Alors qu’on a célébré le 27 août dernier le premier anniversaire de l’élection présidentielle ayant permis à Ali Bongo de doubler son mandat à la présidence de la République, la diaspora gabonaise, vent debout, organise depuis quelques jours et ce, jusqu’au 31 août 2017, «une semaine d’hommages aux martyrs du 31 août 2016», à la mémoire des victimes des événements malheureux survenus après à l’annonce du résultat.

La diaspora gabonaise manifeste régulièrement depuis le début de la crise postélectorale née des résultats du scrutin du 27 août 2017. © D.R.

 

Depuis l’annonce des résultats de l’élection présidentielle du 27 août 2016 et la contestation de la victoire d’Ali Bongo par Jean Ping qui, les tensions sont restées vives. Ceci, particulièrement à cause des émeutes ayant faits des morts, des dégâts matériels ainsi que des arrestations dès le 31 août, à l’annonce du verdict du scrutin.

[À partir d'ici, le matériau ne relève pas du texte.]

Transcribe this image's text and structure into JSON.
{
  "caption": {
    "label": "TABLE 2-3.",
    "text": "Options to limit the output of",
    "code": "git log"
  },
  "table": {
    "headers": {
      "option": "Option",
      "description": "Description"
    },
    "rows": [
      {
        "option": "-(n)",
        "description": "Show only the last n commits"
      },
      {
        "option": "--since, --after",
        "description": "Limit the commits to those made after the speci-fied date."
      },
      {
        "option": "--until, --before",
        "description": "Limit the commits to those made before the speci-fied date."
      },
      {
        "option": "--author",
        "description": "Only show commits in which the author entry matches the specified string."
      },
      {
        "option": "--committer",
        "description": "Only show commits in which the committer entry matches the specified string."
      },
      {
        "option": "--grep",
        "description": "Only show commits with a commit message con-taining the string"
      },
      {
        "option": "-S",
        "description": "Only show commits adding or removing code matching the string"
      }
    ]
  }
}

Malgré le Dialogue politique auquel ont pris part certains partis de l’opposition, certaines associations de la société civile et des personnalités de premier plan, visant à ramener le calme, la paix, la cohésion et la sérénité dans le pays, rien n’a changé. «La mémoire des victimes des violences postélectorales demeurent vive» et c’est pour commémorer cet anniversaire que la diaspora gabonaise organise plusieurs manifestations étalées sur une semaine. C’est donc pour les organisateurs, «un devoir de mémoire» à l’endroit des « des martyrs assassinés pour avoir revendiqué la vérité des urnes».

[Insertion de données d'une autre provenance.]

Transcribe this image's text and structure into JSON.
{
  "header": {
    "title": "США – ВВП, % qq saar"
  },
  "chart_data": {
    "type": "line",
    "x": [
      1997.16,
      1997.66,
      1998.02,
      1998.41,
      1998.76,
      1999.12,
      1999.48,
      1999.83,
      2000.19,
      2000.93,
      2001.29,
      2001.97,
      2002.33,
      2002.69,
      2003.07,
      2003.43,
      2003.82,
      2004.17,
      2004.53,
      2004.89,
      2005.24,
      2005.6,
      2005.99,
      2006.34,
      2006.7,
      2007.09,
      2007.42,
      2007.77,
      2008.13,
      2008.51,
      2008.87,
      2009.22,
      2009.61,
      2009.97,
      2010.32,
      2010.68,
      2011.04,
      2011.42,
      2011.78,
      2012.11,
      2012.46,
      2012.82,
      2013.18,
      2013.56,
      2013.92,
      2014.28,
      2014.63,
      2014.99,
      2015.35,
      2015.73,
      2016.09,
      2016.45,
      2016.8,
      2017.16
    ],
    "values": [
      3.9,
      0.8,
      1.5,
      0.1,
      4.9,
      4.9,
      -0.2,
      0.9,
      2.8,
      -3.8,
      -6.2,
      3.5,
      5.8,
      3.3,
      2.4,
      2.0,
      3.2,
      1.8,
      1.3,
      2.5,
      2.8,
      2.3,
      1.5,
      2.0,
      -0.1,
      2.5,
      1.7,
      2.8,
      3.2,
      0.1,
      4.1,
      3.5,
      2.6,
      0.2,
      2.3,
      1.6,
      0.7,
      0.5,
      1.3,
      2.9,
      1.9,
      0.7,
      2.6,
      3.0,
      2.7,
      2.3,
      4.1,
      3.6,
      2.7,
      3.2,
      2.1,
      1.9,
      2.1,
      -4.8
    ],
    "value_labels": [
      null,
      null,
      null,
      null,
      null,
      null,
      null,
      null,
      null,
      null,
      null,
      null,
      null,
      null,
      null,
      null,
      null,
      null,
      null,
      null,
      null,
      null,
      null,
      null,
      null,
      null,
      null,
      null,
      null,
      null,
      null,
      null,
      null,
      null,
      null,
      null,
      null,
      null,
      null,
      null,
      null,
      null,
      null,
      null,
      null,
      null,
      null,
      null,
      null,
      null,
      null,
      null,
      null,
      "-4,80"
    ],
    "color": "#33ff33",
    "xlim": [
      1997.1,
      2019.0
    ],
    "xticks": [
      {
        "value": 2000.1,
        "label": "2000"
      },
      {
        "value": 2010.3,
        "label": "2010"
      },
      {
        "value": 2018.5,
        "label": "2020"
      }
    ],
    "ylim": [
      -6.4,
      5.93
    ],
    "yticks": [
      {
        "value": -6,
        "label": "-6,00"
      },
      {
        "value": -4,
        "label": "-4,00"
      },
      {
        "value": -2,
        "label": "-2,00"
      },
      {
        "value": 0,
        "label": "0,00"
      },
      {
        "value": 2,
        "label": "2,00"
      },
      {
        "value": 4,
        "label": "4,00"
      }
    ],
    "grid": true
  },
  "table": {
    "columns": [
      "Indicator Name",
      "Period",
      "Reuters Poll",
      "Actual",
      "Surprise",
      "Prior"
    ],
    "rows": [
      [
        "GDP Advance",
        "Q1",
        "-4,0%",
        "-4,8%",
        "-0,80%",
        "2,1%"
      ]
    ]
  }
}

Cette semaine est articulée autour de plusieurs activités dont des marches citoyennes, des sit-in, des messes de requiem, des conférences débats sur diverses thématiques : «Elections présidentielles en Afrique, faut-il encore y croire ? Le cas du Gabon», «Enjeux économiques et financiers du développement en Afrique. Le cas du Gabon».

Ces conférences permettront, entre autres, de mettre un accent particulier sur les questions d’alternance démocratique, d’analyser la situation économique de l’Afrique, partant du Gabon, avec en toile de fond l’impact de la crise politique post-électorale.

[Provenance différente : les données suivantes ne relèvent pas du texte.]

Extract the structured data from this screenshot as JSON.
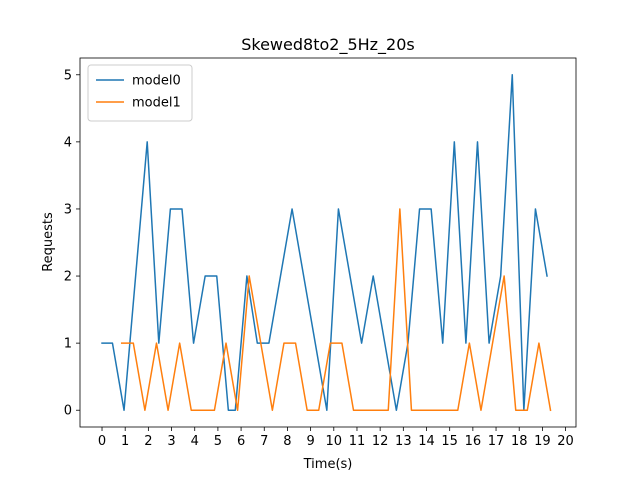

Selon la note d’information des organisateurs, du beau monde participera à ces conférences. L’eurodéputé, ancien candidat à l’élection présidentielle 2017 en France Yannick Jadot y est attendu, de même que Jean-Gaspard Ntoutoume Ayi, consultant international, inspecteur des Finances, ancien élève de l’Ena de Paris, Hervé Lado, économiste, chercheur au programme Companies and Development (Codev), Mays Mouissi, analyste économique, Nicolas Sersiron, ancien président du Comité pour l’abolition des dettes illégitimes (CADTM) et Olivier, Petitjean, journaliste, co-fondateur de l’Observatoire des multinationales

L’élection présidentielle de 2016 au Gabon reste l’une des plus contestée de l’histoire du pays. Tandis que Jean Ping, le principal opposant et challenger d’Ali Bongo poursuit la revendication de sa victoire, la diaspora gabonaise, dans le monde, a organisé une résistance sans précédente, visant à dénoncer le régime de Libreville et à le pousser à quitter le pouvoir. La semaine d’hommages aux «martyrs» intègre les actions, les initiatives et la dynamique engagées dans ce sens.